褥瘡は,患者が長期にわたり同じ体勢で寝たきり等になった場合,体と支持面(多くはベッド)との接触部位で血行が不全(虚血)となって,周辺組織に壊死・潰瘍を起こすものを言う。加齢による変化(脂肪・筋肉量の低下,骨突出,免疫能低下,知覚低下,創傷治癒力低下など)によって,高齢者では褥瘡が生じやすく治りにくい。骨突出部に好発する。弾性ストッキング,非侵襲的陽圧換気(NPPV)マスクなどの圧迫による医原性潰瘍(医療関連機器圧迫創傷)も褥瘡に含まれる。

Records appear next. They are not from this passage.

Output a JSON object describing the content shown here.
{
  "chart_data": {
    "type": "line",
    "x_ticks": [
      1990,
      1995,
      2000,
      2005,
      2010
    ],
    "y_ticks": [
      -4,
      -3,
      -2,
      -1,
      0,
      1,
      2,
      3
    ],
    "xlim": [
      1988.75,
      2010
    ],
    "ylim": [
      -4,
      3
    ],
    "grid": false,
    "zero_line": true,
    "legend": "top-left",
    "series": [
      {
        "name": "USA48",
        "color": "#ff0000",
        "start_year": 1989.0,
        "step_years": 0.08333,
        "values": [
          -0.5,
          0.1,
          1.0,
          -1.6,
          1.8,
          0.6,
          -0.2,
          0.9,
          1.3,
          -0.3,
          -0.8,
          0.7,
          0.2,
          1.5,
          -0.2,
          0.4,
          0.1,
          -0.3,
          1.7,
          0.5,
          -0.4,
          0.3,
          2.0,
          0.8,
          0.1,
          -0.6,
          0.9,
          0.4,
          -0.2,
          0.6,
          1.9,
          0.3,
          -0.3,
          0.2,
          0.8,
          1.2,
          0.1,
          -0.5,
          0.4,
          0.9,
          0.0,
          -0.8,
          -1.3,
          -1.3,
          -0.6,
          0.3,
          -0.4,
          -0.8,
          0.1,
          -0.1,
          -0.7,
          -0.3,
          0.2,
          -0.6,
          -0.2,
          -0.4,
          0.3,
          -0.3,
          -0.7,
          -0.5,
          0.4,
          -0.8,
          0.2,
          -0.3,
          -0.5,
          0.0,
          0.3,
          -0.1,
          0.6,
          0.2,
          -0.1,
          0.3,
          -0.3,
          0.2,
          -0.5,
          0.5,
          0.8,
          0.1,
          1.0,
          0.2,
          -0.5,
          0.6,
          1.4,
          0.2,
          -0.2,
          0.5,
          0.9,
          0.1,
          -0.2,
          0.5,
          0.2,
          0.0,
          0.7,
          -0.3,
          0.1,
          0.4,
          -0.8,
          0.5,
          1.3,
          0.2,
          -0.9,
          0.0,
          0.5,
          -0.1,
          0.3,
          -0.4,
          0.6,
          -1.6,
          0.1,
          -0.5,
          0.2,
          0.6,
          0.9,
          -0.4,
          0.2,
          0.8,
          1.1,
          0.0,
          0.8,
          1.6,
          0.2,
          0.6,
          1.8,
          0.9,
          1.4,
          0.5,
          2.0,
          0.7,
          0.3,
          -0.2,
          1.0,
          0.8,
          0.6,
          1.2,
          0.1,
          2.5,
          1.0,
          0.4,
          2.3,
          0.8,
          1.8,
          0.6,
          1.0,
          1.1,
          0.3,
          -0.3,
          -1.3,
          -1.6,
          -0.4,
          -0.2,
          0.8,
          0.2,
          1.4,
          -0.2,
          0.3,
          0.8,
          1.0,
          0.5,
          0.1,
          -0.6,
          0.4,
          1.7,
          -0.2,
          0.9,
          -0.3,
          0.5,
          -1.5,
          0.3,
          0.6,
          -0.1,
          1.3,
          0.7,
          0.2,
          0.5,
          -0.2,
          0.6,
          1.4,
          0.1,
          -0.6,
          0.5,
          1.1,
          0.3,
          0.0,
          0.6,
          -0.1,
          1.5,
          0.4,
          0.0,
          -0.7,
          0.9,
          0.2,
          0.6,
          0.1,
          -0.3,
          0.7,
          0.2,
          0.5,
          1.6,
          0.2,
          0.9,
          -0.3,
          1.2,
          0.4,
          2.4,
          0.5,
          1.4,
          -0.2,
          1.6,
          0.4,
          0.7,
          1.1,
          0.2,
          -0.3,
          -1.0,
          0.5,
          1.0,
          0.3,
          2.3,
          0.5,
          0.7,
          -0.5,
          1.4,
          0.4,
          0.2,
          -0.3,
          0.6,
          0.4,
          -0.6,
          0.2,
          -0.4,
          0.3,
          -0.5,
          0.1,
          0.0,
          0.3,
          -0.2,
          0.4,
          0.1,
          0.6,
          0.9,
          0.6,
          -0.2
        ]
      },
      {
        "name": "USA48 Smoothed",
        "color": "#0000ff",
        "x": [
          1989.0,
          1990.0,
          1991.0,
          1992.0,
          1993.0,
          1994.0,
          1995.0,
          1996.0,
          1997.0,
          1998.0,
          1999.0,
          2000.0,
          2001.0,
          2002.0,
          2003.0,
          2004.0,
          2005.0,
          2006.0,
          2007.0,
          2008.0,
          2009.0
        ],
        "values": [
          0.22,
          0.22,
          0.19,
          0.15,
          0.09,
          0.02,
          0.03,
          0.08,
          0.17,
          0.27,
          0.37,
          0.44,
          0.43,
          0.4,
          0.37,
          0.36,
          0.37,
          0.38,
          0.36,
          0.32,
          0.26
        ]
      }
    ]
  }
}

褥瘡の好発部位(圧迫が加わる部位,骨突出部位)に紅斑が観察された場合,体位交換により圧迫を解除し,30分以上経過しても残る紅斑は褥瘡の始まりと判断する。広がりを持つ紫斑を呈する場合,深達性褥瘡に至る可能性が高い。
壊死が脂肪織以下に及ぶ深い褥瘡の創面は,黒色→黄色→赤色→白色と変化しながら治癒に向かうことから,黒色期,黄色期,赤色期,白色期の4期に分類される。創の状態を観察し,褥瘡創面の色調による病期分類を行い,治療方針を決定する。
黒色期は塊状の黒色壊死物質が創面に固着した状態である。壊死組織除去,感染の制御を行い,「肉芽形成のための環境づくり」を治療目標とする(wound bed preparation)。壊死組織は肉芽形成を妨げるばかりでなく,細菌感染の温床となるので,速やかに除去することが望ましい。壊死組織の除去は外科的デブリードマンが第一選択である。
固着し乾燥した硬い黒色壊死の除去を目的とした外用薬として,スルファジアジン銀を使用することが推奨される。スルファジアジン銀は,壊死組織の自己融解を目的に,乾燥した壊死組織に対して広く使用されている。銀による抗菌効果を持つ。メチシリン耐性黄色ブドウ球菌(MRSA)を含めた黄色ブドウ球菌のバイオフィルム形成を抑制する。ブロメライン含有軟膏(ブロメライン軟膏)は,パイナップル果汁に含まれる蛋白分解酵素を含有する製剤であり,壊死物質除去能を有する薬剤である。創部以外の皮膚に軟膏がつかないように,ワセリンなどの油脂性基剤の軟膏で保護することが勧められる。